Par ailleurs, même si elles sont débitées sur un mode comique, le film regorge d’observations mine de rien très fines sur la vie de couple. Les personnages secondaires de Marie (Carrie Fisher) et Jess (Bruno Kirby), apparaissent ainsi comme le pendant symétrique du couple en devenir Harry/Sally : leur histoire est aussi simple et évidente que celle de leurs amis compliquée.

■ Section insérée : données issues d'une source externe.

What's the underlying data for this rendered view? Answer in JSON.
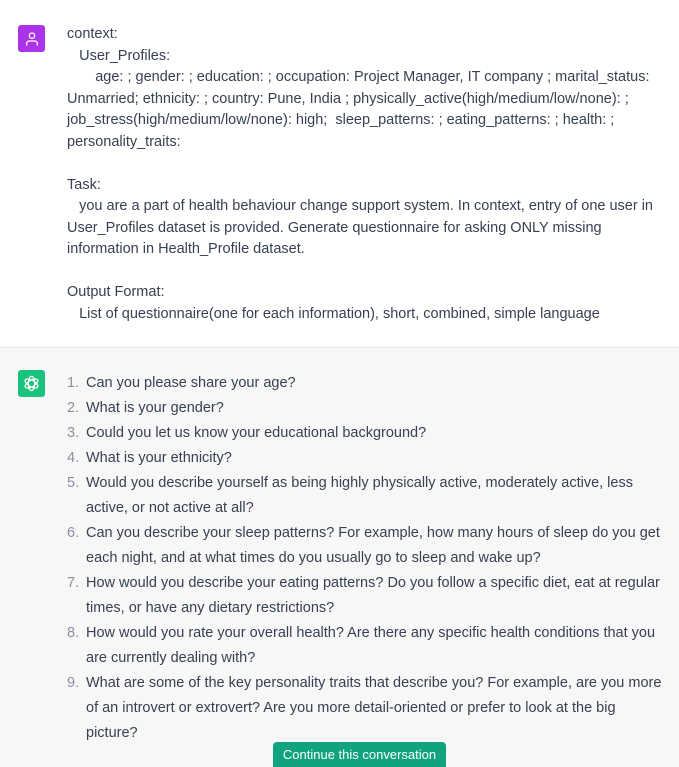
{
  "user_message": {
    "avatar_icon": "user-icon",
    "avatar_color": "#ab34e8",
    "text": "context:\n   User_Profiles:\n       age: ; gender: ; education: ; occupation: Project Manager, IT company ; marital_status: Unmarried; ethnicity: ; country: Pune, India ; physically_active(high/medium/low/none): ; job_stress(high/medium/low/none): high;  sleep_patterns: ; eating_patterns: ; health: ; personality_traits:\n\nTask:\n   you are a part of health behaviour change support system. In context, entry of one user in User_Profiles dataset is provided. Generate questionnaire for asking ONLY missing information in Health_Profile dataset.\n\nOutput Format:\n   List of questionnaire(one for each information), short, combined, simple language"
  },
  "assistant_message": {
    "avatar_icon": "openai-logo-icon",
    "avatar_color": "#19c37d",
    "items": [
      {
        "num": "1.",
        "text": "Can you please share your age?"
      },
      {
        "num": "2.",
        "text": "What is your gender?"
      },
      {
        "num": "3.",
        "text": "Could you let us know your educational background?"
      },
      {
        "num": "4.",
        "text": "What is your ethnicity?"
      },
      {
        "num": "5.",
        "text": "Would you describe yourself as being highly physically active, moderately active, less active, or not active at all?"
      },
      {
        "num": "6.",
        "text": "Can you describe your sleep patterns? For example, how many hours of sleep do you get each night, and at what times do you usually go to sleep and wake up?"
      },
      {
        "num": "7.",
        "text": "How would you describe your eating patterns? Do you follow a specific diet, eat at regular times, or have any dietary restrictions?"
      },
      {
        "num": "8.",
        "text": "How would you rate your overall health? Are there any specific health conditions that you are currently dealing with?"
      },
      {
        "num": "9.",
        "text": "What are some of the key personality traits that describe you? For example, are you more of an introvert or extrovert? Are you more detail-oriented or prefer to look at the big picture?"
      }
    ]
  },
  "continue_button": {
    "label": "Continue this conversation",
    "color": "#10a37f"
  }
}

Il faut ajouter à cela la réalisation tout en finesse de Rob Reiner, artisan caméléon (Stand By Me, Princess Bride, Misery, La rumeur court...) qui sait se mettre au service de l’intrigue. Tout en restant discret, il parvient à donner une personnalité certaine au film, là où de nombreuses comédies romantiques bénéficient d’une mise en images transparente et anonyme. Ici, les idées les plus simples se révèlent les plus ingénieuses, comme la remarquable scène de split screen montrant Harry et Sally en train de regarder Casablanca depuis leur lit tout en se parlant au téléphone, le cadre donnant l’illusion d’une seule et même pièce. Le reste est en cohérence avec ce parti pris de simplicité : les cartons noirs qui structurent le film, la bande originale choisie avec goût (Gershwin, Sinatra, Louis Armstrong, The Allman Brothers)...
Difficile donc de trouver le moindre reproche à faire à cette comédie aussi grinçante que sincèrement émouvante qui tient toujours la comparaison avec ses successeurs. On en vient à regretter que Nora Ephron ait depuis plus ou moins sombré dans la guimauve (Raccroche, Ma sorcière bien-aimée) et que Meg Ryan, à l’exception de l’étonnant In the Cut (2003), ait été reléguée au rang des romances et divertissements de seconde zone.